I started off working in a private law firm and then I went to Washington, DC for a period to work for the US Export-Import Bank for the last couple of years of the Carter administration. It was amazing training and very interesting, but when I went back to my law firm, I realised I was adrift. I was not thriving. The dean of the University of Washington law school was convinced he saw an academic lawyer in me, and he offered me a position. I started teaching there, but it wasn’t until I got over the tenure hump that I understood I had this unfinished business and I wanted to pivot and work on issues of property and ownership and landscape and water.
I had this moment of terror, of having lost the thread and needing to get back. So, I just set aside what I was doing and started over. A lot of things came together then. I met a cultural anthropologist who was doing gorgeous work in Mexican American irrigation communities.
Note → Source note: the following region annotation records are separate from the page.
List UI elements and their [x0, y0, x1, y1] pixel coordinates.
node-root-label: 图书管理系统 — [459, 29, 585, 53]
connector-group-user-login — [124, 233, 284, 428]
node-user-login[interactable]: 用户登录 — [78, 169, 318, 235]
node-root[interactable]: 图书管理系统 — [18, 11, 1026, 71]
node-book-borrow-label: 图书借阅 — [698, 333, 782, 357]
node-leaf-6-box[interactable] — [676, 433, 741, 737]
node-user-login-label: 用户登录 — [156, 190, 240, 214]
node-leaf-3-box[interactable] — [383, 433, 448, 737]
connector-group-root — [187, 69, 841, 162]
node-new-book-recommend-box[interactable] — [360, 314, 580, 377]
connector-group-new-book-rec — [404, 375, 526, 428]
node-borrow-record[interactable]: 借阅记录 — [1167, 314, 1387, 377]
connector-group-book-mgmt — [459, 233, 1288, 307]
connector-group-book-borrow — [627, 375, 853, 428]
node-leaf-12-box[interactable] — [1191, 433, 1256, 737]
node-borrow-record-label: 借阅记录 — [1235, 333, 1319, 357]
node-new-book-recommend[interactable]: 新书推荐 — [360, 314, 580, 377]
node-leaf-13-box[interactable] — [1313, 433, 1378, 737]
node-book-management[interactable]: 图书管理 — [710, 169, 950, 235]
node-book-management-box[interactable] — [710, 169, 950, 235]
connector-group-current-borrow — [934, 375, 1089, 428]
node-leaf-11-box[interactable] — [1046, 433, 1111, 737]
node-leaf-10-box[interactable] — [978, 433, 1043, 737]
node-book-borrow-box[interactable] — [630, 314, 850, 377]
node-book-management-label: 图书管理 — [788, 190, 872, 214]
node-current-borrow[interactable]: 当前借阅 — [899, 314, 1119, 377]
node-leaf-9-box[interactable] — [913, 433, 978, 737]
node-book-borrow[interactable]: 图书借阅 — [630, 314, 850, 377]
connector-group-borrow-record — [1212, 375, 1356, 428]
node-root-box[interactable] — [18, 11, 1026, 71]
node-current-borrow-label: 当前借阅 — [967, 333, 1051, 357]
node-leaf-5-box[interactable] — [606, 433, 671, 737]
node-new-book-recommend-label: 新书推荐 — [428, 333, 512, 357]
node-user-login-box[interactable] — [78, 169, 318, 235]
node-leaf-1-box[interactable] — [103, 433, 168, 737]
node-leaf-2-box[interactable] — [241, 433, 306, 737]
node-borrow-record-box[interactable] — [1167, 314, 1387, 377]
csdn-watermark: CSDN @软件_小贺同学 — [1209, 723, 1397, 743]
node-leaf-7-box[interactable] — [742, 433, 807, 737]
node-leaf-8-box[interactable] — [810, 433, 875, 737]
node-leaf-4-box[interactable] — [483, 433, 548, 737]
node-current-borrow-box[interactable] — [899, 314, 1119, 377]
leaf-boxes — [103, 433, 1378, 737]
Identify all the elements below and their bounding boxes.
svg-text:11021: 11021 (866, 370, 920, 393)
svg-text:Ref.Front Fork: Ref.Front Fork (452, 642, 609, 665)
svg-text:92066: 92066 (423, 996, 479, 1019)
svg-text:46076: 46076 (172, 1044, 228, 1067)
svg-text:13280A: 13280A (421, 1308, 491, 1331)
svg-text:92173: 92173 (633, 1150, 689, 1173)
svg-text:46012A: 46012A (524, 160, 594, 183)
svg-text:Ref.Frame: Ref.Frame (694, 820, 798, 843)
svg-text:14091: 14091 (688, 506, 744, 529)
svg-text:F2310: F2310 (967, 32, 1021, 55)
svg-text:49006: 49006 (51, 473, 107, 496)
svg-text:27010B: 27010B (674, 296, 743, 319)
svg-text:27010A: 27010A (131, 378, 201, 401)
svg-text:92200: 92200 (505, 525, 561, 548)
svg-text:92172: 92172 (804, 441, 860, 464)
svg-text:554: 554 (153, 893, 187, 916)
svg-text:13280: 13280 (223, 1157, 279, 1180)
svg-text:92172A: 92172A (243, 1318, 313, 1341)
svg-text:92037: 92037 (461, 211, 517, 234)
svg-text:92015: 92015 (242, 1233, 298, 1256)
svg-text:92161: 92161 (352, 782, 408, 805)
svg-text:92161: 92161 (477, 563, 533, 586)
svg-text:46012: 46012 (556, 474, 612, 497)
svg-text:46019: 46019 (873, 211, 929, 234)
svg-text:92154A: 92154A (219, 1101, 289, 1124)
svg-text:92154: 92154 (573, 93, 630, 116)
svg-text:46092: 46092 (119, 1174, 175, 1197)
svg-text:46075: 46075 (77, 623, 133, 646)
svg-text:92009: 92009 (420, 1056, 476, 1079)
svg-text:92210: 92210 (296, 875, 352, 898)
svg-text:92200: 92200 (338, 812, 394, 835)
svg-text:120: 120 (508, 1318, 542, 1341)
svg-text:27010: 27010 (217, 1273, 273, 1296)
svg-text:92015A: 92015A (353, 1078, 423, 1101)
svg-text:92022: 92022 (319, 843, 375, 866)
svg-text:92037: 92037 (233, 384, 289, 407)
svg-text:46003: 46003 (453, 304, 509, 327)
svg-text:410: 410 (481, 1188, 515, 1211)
That led to an invitation to join a project with Wageningen University in the Netherlands on a project in Cuzco. I’ve also been lucky enough to work with several architectural groups on questions of how buildings and cities are used, and some of the work I’ve done with others has even led to recognition for how communities in Southern Colorado use Acequias water institutions as a legitimate form of governance. There is so much more to be done, but still, this is a very significant step for those communities.
On staying true to what propels you
One of the best bits of advice I’ve ever had for students of mine is: if, as I did, you find yourself in a position where you need to start over, do it. It might feel like it’s going to kill you in the early stages, but you’ll be where you need to be and it’s worth it. It’s worth the effort. It’s worth the time.
To today’s Rhodes Scholars, I would say, be aware that, by virtue of having won this honour, you will be presented with an unusual wealth and breadth of opportunities. There’s a risk that can start to feel a bit like a candy store, so just stay true to those things that have propelled you and mattered to you. They deserve at least a moment of examination and consideration to see whether they are still alive and something that you still need to be responding to. And one other thing: if you feel that there is something you did wrong that needs to be righted in some way, don’t let it wait. Take care of any unfinished business as honestly as you can.